Boat type: Last time we went as a couple, for a year and a half in the Caribbean, on a 36' fiberglass ketch. We loved it. But now we have a child, and our boat choices reflect that. We will do our homeschooling in the salon (some folk say "saloon"), and you, too, will want to look at the physical layout to be sure you have room for people to move through necessary areas while a small group is set up at the salon table: a catamaran is ideal for your purposes, IMO, since the salon is out of traffic and there is more "room" for the length. 

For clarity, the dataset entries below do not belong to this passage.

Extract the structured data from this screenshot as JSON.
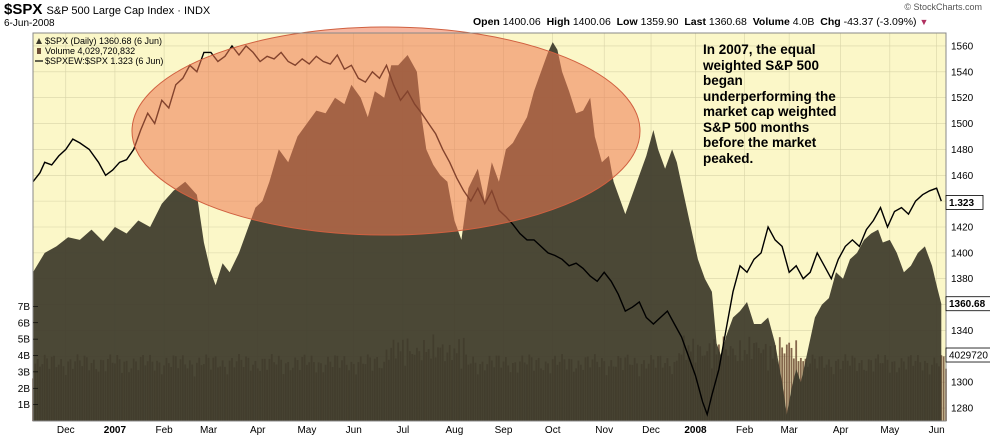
{
  "header": {
    "symbol": "$SPX",
    "name": "S&P 500 Large Cap Index",
    "exchange": "INDX",
    "date": "6-Jun-2008",
    "open_label": "Open",
    "open": "1400.06",
    "high_label": "High",
    "high": "1400.06",
    "low_label": "Low",
    "low": "1359.90",
    "last_label": "Last",
    "last": "1360.68",
    "volume_label": "Volume",
    "volume": "4.0B",
    "chg_label": "Chg",
    "chg": "-43.37 (-3.09%)",
    "logo": "© StockCharts.com"
  },
  "annotation": "In 2007, the equal weighted S&P 500 began underperforming the market cap weighted S&P 500 months before the market peaked.",
  "colors": {
    "plot_bg": "#fbf7c8",
    "area_fill": "#3d3a2b",
    "ellipse_fill": "#ee7a52",
    "ellipse_stroke": "#d06040",
    "ratio_line": "#000000",
    "volume_bar": "#6e4e36"
  },
  "chart_data": {
    "type": "area",
    "legend": [
      {
        "name": "$SPX (Daily) 1360.68 (6 Jun)",
        "marker": "area"
      },
      {
        "name": "Volume 4,029,720,832",
        "marker": "bar"
      },
      {
        "name": "$SPXEW:$SPX 1.323 (6 Jun)",
        "marker": "line"
      }
    ],
    "x_ticks": [
      "Dec",
      "2007",
      "Feb",
      "Mar",
      "Apr",
      "May",
      "Jun",
      "Jul",
      "Aug",
      "Sep",
      "Oct",
      "Nov",
      "Dec",
      "2008",
      "Feb",
      "Mar",
      "Apr",
      "May",
      "Jun"
    ],
    "bold_ticks": [
      "2007",
      "2008"
    ],
    "x_tick_day": [
      14,
      35,
      56,
      75,
      96,
      117,
      137,
      158,
      180,
      201,
      222,
      244,
      264,
      283,
      304,
      323,
      345,
      366,
      386
    ],
    "y_ticks": [
      1280,
      1300,
      1320,
      1340,
      1360,
      1380,
      1400,
      1420,
      1440,
      1460,
      1480,
      1500,
      1520,
      1540,
      1560
    ],
    "ylim": [
      1270,
      1570
    ],
    "volume_ticks": [
      "7B",
      "6B",
      "5B",
      "4B",
      "3B",
      "2B",
      "1B"
    ],
    "volume_tick_values": [
      7,
      6,
      5,
      4,
      3,
      2,
      1
    ],
    "volume_max": 8.0,
    "badges": [
      "1.323",
      "1360.68",
      "4029720"
    ],
    "badge_values": [
      1439,
      1360.68,
      1315
    ],
    "day_range": [
      0,
      390
    ],
    "series": [
      {
        "name": "$SPX (Daily)",
        "points": [
          [
            0,
            1385
          ],
          [
            5,
            1400
          ],
          [
            10,
            1405
          ],
          [
            15,
            1412
          ],
          [
            20,
            1410
          ],
          [
            25,
            1418
          ],
          [
            30,
            1409
          ],
          [
            35,
            1420
          ],
          [
            40,
            1415
          ],
          [
            45,
            1425
          ],
          [
            50,
            1420
          ],
          [
            55,
            1438
          ],
          [
            60,
            1448
          ],
          [
            65,
            1455
          ],
          [
            70,
            1445
          ],
          [
            73,
            1408
          ],
          [
            76,
            1385
          ],
          [
            78,
            1375
          ],
          [
            81,
            1392
          ],
          [
            84,
            1385
          ],
          [
            88,
            1400
          ],
          [
            92,
            1420
          ],
          [
            95,
            1435
          ],
          [
            98,
            1440
          ],
          [
            101,
            1455
          ],
          [
            105,
            1480
          ],
          [
            109,
            1470
          ],
          [
            113,
            1490
          ],
          [
            117,
            1500
          ],
          [
            121,
            1510
          ],
          [
            125,
            1508
          ],
          [
            129,
            1520
          ],
          [
            133,
            1515
          ],
          [
            136,
            1530
          ],
          [
            140,
            1520
          ],
          [
            143,
            1505
          ],
          [
            146,
            1525
          ],
          [
            150,
            1520
          ],
          [
            153,
            1545
          ],
          [
            156,
            1545
          ],
          [
            160,
            1553
          ],
          [
            164,
            1540
          ],
          [
            166,
            1505
          ],
          [
            168,
            1480
          ],
          [
            171,
            1468
          ],
          [
            174,
            1460
          ],
          [
            177,
            1455
          ],
          [
            180,
            1425
          ],
          [
            183,
            1410
          ],
          [
            186,
            1450
          ],
          [
            190,
            1465
          ],
          [
            193,
            1440
          ],
          [
            196,
            1470
          ],
          [
            199,
            1455
          ],
          [
            202,
            1480
          ],
          [
            205,
            1485
          ],
          [
            208,
            1495
          ],
          [
            211,
            1505
          ],
          [
            214,
            1525
          ],
          [
            217,
            1540
          ],
          [
            220,
            1555
          ],
          [
            222,
            1563
          ],
          [
            224,
            1557
          ],
          [
            226,
            1540
          ],
          [
            229,
            1525
          ],
          [
            232,
            1508
          ],
          [
            235,
            1510
          ],
          [
            238,
            1520
          ],
          [
            240,
            1490
          ],
          [
            243,
            1470
          ],
          [
            246,
            1475
          ],
          [
            248,
            1455
          ],
          [
            251,
            1440
          ],
          [
            253,
            1430
          ],
          [
            256,
            1445
          ],
          [
            259,
            1460
          ],
          [
            262,
            1475
          ],
          [
            265,
            1495
          ],
          [
            267,
            1480
          ],
          [
            270,
            1465
          ],
          [
            273,
            1480
          ],
          [
            275,
            1470
          ],
          [
            278,
            1445
          ],
          [
            281,
            1420
          ],
          [
            284,
            1395
          ],
          [
            287,
            1380
          ],
          [
            290,
            1370
          ],
          [
            292,
            1330
          ],
          [
            294,
            1320
          ],
          [
            296,
            1335
          ],
          [
            299,
            1350
          ],
          [
            302,
            1355
          ],
          [
            305,
            1362
          ],
          [
            308,
            1345
          ],
          [
            311,
            1345
          ],
          [
            314,
            1350
          ],
          [
            317,
            1330
          ],
          [
            320,
            1300
          ],
          [
            322,
            1275
          ],
          [
            324,
            1295
          ],
          [
            326,
            1310
          ],
          [
            328,
            1300
          ],
          [
            331,
            1325
          ],
          [
            334,
            1350
          ],
          [
            337,
            1360
          ],
          [
            340,
            1365
          ],
          [
            343,
            1385
          ],
          [
            346,
            1380
          ],
          [
            349,
            1395
          ],
          [
            352,
            1400
          ],
          [
            355,
            1410
          ],
          [
            358,
            1415
          ],
          [
            361,
            1418
          ],
          [
            363,
            1408
          ],
          [
            366,
            1410
          ],
          [
            369,
            1400
          ],
          [
            372,
            1385
          ],
          [
            375,
            1390
          ],
          [
            378,
            1400
          ],
          [
            381,
            1405
          ],
          [
            384,
            1390
          ],
          [
            386,
            1375
          ],
          [
            388,
            1360.68
          ]
        ]
      },
      {
        "name": "$SPXEW:$SPX",
        "points": [
          [
            0,
            1455
          ],
          [
            3,
            1462
          ],
          [
            5,
            1470
          ],
          [
            8,
            1468
          ],
          [
            11,
            1475
          ],
          [
            14,
            1480
          ],
          [
            17,
            1488
          ],
          [
            20,
            1485
          ],
          [
            24,
            1480
          ],
          [
            28,
            1470
          ],
          [
            31,
            1460
          ],
          [
            34,
            1464
          ],
          [
            37,
            1470
          ],
          [
            40,
            1472
          ],
          [
            43,
            1480
          ],
          [
            46,
            1495
          ],
          [
            49,
            1508
          ],
          [
            52,
            1500
          ],
          [
            55,
            1518
          ],
          [
            58,
            1512
          ],
          [
            61,
            1530
          ],
          [
            64,
            1535
          ],
          [
            67,
            1545
          ],
          [
            70,
            1540
          ],
          [
            73,
            1555
          ],
          [
            76,
            1555
          ],
          [
            79,
            1548
          ],
          [
            82,
            1552
          ],
          [
            85,
            1560
          ],
          [
            88,
            1553
          ],
          [
            91,
            1560
          ],
          [
            94,
            1555
          ],
          [
            97,
            1548
          ],
          [
            100,
            1552
          ],
          [
            103,
            1550
          ],
          [
            106,
            1555
          ],
          [
            109,
            1548
          ],
          [
            112,
            1545
          ],
          [
            115,
            1550
          ],
          [
            118,
            1546
          ],
          [
            121,
            1552
          ],
          [
            124,
            1548
          ],
          [
            127,
            1546
          ],
          [
            130,
            1553
          ],
          [
            133,
            1542
          ],
          [
            136,
            1545
          ],
          [
            139,
            1535
          ],
          [
            142,
            1532
          ],
          [
            145,
            1540
          ],
          [
            148,
            1535
          ],
          [
            151,
            1545
          ],
          [
            154,
            1530
          ],
          [
            157,
            1518
          ],
          [
            160,
            1525
          ],
          [
            163,
            1515
          ],
          [
            166,
            1508
          ],
          [
            169,
            1500
          ],
          [
            172,
            1492
          ],
          [
            175,
            1480
          ],
          [
            178,
            1470
          ],
          [
            181,
            1458
          ],
          [
            184,
            1448
          ],
          [
            187,
            1440
          ],
          [
            190,
            1450
          ],
          [
            193,
            1438
          ],
          [
            196,
            1448
          ],
          [
            199,
            1433
          ],
          [
            202,
            1428
          ],
          [
            205,
            1422
          ],
          [
            208,
            1415
          ],
          [
            211,
            1410
          ],
          [
            214,
            1410
          ],
          [
            217,
            1405
          ],
          [
            220,
            1400
          ],
          [
            223,
            1398
          ],
          [
            226,
            1395
          ],
          [
            229,
            1390
          ],
          [
            232,
            1392
          ],
          [
            235,
            1388
          ],
          [
            238,
            1382
          ],
          [
            241,
            1378
          ],
          [
            244,
            1385
          ],
          [
            247,
            1378
          ],
          [
            250,
            1368
          ],
          [
            253,
            1355
          ],
          [
            256,
            1358
          ],
          [
            259,
            1362
          ],
          [
            262,
            1350
          ],
          [
            265,
            1345
          ],
          [
            268,
            1350
          ],
          [
            271,
            1355
          ],
          [
            274,
            1345
          ],
          [
            277,
            1335
          ],
          [
            280,
            1320
          ],
          [
            283,
            1305
          ],
          [
            286,
            1285
          ],
          [
            288,
            1275
          ],
          [
            290,
            1290
          ],
          [
            293,
            1310
          ],
          [
            296,
            1340
          ],
          [
            299,
            1370
          ],
          [
            302,
            1390
          ],
          [
            305,
            1385
          ],
          [
            308,
            1395
          ],
          [
            311,
            1400
          ],
          [
            314,
            1420
          ],
          [
            317,
            1410
          ],
          [
            320,
            1405
          ],
          [
            323,
            1385
          ],
          [
            326,
            1390
          ],
          [
            329,
            1380
          ],
          [
            332,
            1385
          ],
          [
            335,
            1400
          ],
          [
            338,
            1390
          ],
          [
            341,
            1380
          ],
          [
            344,
            1395
          ],
          [
            347,
            1405
          ],
          [
            350,
            1410
          ],
          [
            353,
            1405
          ],
          [
            356,
            1418
          ],
          [
            359,
            1425
          ],
          [
            362,
            1435
          ],
          [
            365,
            1420
          ],
          [
            368,
            1432
          ],
          [
            371,
            1435
          ],
          [
            374,
            1430
          ],
          [
            377,
            1440
          ],
          [
            380,
            1445
          ],
          [
            383,
            1448
          ],
          [
            386,
            1450
          ],
          [
            388,
            1440
          ]
        ]
      }
    ]
  }
}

The advantages: More space for the length and less heel. Space! Light! Wow! Means privacy, too, at least three private sleeping areas and possibly more depending on your layout. Less heel: not having to lash everything down or put it in the sink when underway. You still can, in case you like being prepared for everything  Speed! That means greater safety: Catamarans are faster than monohulls of the same length, typically, and this can make the difference between trying to ride out a tropical storm or hurricane and simply running across the oncoming path to avoid one. We're doing the same basic route we did last time, but over three years (that's the Plan), and with the shoal-draft capacity we can see more -- like the Berry Islands in the Bahamas, or the shoal areas near the Dry Tortugas. Another safety feature: we can get RIGHT IN to a manglar to tie up in case there's a hurricane, in water much "thinner" than larger-draft vessels. 

Drawbacks can be (different for different models): lower load-carrying capacity for the length (her great advantage in speed will suffer heavily if she goes down on her lines due to overloading), can pound (waves slap annoyingly into the boat between the hulls, forward) when going to weather (slap/pounding depends on ratio of central clearance to hull separation, among other things), and width -- if you have to go into a marina and have a REALLY wide catamaran, you will be very limited in terms of where you can tie up and they are likely to want to charge you more. There are catamarans that will fit in a normal slip, you might want to check that when deciding what to buy.

Kid care and shopping: if you are in an anchorage with a lot of other liveaboards, you will find that the VHS is crackling with people organizing shopping trips, inviting others to sundowners, etc. You being a friendly and outgoing mom/couple will probably find that you make friends all over the place, and finding some other moms or even dads who will rotate kidsitting with shopping opportunities is likely.


----------



## cruisingmom (Dec 31, 2008)

*cruising this fall- any teenagers??*

Hey we cruised for a year with our 3 kids and have been saving up to return since. I was chicken the first time and wanted to stay within sight of land. Made it to the Bahamas. Hope to travel further this time. ( Caribbean, Mexico??)The lessons learned were terrific.It is great for the kids. We hope to set sail this fall. Do you have any teenagers???

WE have a16 year old girl who WANTS to go, 13 year old boy who DOES NOT< and 7 year old boy who is excited as well.


----------